BI Uji Daya Tahan Perbankan RI, Ini Hasilnya!

Jakarta, ²©²ÊÍøÕ¾ - Gubernur Bank Indonesia Perry Warjiyo mengungkapkan, hasil stress test atau daya tahan perbankan hingga saat ini masih kuat, meski tekanan ekonomi global masih cukup kuat.
Berdasarkan hasil evaluasi dalam rapat dewan gubernur yang dilakukan pada 24-25 Juli 2023, Perry mengatakan, ketahanan sistem keuangan, khususnya perbankan, masih terjaga.
"Hasil stress test Bank Indonesia juga menunjukkan ketahanan perbankan tetap kuat," kata dia saat konferensi pers di kantornya, Jakarta, Selasa (25/7/2023).
Ia mengatakan, ini tergambar dari susu permodalan perbankan yang kuat dengan rasio kecukupan modal atau Capital Adequacy Ratio (CAR) sebesar 26,07% pada Mei 2023.

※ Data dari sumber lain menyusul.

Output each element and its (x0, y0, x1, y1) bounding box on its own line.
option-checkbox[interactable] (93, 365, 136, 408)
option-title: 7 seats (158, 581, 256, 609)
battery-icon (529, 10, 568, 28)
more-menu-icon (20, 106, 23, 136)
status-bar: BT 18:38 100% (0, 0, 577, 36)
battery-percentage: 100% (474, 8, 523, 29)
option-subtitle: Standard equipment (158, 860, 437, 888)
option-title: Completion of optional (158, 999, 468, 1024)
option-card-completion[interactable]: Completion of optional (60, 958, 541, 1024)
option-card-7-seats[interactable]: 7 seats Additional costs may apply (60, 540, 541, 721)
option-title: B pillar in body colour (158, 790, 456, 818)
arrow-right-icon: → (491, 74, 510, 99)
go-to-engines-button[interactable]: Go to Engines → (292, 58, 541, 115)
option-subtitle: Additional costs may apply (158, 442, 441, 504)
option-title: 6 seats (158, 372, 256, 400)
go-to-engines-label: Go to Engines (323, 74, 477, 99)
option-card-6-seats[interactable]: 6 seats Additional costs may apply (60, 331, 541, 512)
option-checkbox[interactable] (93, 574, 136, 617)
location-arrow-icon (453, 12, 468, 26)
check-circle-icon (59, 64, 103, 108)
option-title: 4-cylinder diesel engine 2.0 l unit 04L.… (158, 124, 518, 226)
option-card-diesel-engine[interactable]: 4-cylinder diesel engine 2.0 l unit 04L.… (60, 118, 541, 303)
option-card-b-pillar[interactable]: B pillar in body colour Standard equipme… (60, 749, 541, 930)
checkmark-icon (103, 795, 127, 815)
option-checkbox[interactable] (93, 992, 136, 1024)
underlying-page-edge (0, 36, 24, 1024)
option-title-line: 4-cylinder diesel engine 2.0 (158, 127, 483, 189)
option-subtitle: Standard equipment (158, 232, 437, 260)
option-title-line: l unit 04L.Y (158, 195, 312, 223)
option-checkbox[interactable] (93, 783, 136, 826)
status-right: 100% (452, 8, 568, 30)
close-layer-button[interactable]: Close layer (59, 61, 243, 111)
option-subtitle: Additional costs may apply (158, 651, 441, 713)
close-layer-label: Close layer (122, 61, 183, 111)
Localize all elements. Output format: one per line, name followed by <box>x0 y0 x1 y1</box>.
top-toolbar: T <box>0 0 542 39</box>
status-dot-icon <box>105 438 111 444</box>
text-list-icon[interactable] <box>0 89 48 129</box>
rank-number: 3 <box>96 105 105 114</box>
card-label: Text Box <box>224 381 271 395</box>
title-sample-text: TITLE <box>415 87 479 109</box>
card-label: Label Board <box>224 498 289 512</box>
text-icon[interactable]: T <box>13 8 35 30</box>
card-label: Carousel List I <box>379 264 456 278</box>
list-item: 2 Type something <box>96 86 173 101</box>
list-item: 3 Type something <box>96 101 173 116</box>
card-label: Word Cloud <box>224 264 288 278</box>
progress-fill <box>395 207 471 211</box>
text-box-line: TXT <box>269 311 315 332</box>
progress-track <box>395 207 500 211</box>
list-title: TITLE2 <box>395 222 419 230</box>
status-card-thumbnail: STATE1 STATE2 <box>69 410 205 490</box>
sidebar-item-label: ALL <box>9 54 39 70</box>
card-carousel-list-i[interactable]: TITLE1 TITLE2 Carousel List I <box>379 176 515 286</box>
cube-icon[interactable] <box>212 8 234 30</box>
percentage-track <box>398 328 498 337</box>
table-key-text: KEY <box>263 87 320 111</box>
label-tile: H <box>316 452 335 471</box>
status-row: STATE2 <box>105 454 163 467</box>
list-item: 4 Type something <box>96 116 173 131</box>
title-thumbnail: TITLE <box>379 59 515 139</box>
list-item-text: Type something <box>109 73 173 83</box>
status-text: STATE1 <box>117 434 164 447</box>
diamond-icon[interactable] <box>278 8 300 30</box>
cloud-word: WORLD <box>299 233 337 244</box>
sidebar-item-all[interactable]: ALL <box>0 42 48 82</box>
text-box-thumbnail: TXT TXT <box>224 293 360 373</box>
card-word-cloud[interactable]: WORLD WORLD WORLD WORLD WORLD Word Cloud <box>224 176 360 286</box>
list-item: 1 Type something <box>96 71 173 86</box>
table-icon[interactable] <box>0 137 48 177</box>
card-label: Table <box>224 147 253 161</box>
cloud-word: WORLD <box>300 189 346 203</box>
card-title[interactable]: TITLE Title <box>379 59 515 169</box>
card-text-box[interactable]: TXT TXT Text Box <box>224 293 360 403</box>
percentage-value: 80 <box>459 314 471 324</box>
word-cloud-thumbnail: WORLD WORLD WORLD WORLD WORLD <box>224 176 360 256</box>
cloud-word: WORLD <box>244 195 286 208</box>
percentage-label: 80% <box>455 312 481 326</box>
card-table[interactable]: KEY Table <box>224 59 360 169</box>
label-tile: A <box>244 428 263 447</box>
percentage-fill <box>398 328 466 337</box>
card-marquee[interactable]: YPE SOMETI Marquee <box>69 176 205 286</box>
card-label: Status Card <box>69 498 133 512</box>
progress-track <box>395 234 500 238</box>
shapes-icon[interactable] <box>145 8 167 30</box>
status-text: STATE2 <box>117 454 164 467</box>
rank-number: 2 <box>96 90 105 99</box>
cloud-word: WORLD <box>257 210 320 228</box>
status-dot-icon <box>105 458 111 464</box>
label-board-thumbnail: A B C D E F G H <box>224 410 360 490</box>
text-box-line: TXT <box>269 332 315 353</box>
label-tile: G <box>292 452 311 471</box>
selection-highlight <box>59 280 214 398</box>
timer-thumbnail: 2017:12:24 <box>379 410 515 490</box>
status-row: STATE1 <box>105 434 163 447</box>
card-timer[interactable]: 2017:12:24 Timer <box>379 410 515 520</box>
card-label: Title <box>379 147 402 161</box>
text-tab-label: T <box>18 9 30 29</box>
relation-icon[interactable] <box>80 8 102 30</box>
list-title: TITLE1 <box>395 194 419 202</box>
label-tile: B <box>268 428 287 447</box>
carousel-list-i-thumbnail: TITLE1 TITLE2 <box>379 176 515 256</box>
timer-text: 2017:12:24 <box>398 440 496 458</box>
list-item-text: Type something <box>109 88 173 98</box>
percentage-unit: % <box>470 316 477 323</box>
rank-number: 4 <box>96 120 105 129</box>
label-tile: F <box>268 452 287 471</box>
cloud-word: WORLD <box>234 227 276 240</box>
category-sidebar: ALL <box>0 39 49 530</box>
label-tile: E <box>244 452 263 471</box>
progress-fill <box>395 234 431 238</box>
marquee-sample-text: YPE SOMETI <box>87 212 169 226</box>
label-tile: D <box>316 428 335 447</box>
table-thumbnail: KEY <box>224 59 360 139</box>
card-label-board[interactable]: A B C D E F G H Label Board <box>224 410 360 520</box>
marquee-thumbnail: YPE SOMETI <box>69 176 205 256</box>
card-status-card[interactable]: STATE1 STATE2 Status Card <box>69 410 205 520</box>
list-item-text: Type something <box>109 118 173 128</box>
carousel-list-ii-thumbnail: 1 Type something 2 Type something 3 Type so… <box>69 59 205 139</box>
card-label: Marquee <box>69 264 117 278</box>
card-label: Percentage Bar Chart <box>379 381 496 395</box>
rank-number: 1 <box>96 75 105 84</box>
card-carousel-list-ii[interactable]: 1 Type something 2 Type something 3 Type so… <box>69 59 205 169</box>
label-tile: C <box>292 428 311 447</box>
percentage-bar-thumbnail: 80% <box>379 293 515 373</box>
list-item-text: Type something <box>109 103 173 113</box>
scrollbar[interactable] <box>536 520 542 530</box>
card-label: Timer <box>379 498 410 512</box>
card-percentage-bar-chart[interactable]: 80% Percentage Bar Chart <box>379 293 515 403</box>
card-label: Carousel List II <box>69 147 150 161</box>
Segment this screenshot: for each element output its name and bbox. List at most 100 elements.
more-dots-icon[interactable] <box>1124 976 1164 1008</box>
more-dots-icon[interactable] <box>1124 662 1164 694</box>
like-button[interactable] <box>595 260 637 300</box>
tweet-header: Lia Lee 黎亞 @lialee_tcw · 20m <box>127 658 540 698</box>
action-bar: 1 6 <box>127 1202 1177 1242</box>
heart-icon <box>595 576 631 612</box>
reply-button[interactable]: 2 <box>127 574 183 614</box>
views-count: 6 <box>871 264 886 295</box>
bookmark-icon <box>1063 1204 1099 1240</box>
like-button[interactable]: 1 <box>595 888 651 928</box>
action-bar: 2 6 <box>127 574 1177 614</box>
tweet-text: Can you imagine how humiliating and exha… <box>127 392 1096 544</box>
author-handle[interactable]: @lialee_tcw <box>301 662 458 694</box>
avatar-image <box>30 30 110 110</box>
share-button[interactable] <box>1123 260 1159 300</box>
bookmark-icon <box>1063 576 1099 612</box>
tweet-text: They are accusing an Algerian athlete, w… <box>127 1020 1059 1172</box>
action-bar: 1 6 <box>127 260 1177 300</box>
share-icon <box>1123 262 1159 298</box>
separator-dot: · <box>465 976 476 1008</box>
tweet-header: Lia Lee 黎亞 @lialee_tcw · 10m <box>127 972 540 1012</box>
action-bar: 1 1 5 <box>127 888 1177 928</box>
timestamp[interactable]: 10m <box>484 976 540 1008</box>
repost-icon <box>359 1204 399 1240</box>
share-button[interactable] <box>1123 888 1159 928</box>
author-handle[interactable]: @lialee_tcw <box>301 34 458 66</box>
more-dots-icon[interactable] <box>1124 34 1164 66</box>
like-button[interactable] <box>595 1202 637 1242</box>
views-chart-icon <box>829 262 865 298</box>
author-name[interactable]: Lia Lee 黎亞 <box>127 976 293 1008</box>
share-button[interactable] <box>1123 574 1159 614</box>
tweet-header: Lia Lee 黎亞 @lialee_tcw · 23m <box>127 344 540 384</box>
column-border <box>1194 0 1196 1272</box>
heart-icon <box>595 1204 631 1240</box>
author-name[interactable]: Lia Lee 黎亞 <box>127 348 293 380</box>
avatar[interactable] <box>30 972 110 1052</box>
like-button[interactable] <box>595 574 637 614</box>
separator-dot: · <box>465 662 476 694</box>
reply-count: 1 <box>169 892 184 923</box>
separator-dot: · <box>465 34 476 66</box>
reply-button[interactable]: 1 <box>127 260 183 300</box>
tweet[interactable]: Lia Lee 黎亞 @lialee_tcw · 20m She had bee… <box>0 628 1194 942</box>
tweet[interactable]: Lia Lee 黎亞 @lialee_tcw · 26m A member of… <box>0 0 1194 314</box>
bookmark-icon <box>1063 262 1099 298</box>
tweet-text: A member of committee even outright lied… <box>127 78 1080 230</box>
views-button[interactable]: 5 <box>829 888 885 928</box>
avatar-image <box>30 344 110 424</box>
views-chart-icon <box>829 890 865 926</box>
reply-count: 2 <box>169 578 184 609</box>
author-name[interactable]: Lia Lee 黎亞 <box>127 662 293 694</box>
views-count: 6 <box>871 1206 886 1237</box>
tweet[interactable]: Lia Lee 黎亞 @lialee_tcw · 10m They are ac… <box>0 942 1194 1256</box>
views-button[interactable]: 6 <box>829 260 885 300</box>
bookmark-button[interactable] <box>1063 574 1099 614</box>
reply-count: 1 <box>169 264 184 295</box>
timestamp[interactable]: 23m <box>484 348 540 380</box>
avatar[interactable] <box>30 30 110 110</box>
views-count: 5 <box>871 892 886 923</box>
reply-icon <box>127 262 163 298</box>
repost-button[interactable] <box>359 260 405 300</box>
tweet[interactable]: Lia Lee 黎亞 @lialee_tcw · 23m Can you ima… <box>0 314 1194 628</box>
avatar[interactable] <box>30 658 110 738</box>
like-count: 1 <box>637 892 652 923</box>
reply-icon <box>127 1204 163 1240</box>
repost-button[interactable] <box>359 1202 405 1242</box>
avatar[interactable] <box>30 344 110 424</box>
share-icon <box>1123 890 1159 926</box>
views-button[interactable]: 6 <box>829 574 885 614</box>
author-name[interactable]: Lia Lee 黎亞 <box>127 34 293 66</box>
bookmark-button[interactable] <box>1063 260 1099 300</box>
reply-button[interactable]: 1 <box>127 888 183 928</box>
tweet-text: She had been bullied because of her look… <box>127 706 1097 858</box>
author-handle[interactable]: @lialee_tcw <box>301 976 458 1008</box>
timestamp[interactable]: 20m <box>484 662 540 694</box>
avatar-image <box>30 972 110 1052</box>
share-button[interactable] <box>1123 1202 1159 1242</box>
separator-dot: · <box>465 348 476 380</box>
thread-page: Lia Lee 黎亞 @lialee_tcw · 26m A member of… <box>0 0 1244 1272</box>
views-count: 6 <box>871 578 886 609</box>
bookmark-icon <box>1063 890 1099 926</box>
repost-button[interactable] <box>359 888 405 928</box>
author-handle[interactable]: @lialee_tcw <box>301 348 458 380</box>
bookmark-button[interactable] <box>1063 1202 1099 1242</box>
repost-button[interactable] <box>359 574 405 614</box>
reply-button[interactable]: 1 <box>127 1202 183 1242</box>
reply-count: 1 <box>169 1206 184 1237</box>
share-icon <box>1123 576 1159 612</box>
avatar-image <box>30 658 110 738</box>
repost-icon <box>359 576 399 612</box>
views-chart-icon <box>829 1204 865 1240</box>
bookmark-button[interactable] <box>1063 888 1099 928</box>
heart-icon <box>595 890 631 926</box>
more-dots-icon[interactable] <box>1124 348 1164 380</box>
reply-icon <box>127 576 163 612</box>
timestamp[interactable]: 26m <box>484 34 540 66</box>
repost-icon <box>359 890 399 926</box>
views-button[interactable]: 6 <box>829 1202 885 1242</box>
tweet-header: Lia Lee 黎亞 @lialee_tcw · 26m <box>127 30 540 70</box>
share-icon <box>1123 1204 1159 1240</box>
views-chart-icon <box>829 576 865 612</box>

Dari sisi risiko kredit juga tetap terkendali, tercermin dari rasio kredit bermasalah atau Non Performing Loan (NPL) yang rendah, yaitu 2,52% bruto dan 0,77% neto pada Mei 2023.
Sementara itu, dari sisi likuiditas perbankan pada Juni 2023 juga menurutnya masih terjaga, dipengaruhi oleh pertumbuhan Dana Pihak Ketiga (DPK) sebesar 5,79% (yoy).
Tercermin dari rasio Alat Likuid terhadap Dana Pihak Ketiga (AL/DPK) tercatat 26,73% pada Juni 2023, atau masih tinggi sejalan dengan stance kebijakan likuiditas longgar Bank Indonesia.
Perkembangan likuiditas tersebut berperan positif terhadap perkembangan suku bunga perbankan. Di pasar uang, suku bunga IndONIA menurutnya cukup rendah yakni 5,61% pada 24 Juli 2023.
Di pasar obligasi, imbal hasil SBN tenor jangka pendek 5,99%, sementara imbal hasil SBN tenor jangka panjang tercatat 6,22% pada tanggal yang sama.
Di perbankan, suku bunga deposito 1 bulan dan suku bunga kredit pada Juni 2023 juga ia anggap terjaga rendah, yaitu sebesar 4,14% dan 9,34%.
"Bank Indonesia terus memperkuat sinergi dengan KSSK dalam memitigasi berbagai risiko ekonomi domestik dan global yang dapat mengganggu ketahanan sistem keuangan serta momentum pemulihan ekonomi," tegas Perry.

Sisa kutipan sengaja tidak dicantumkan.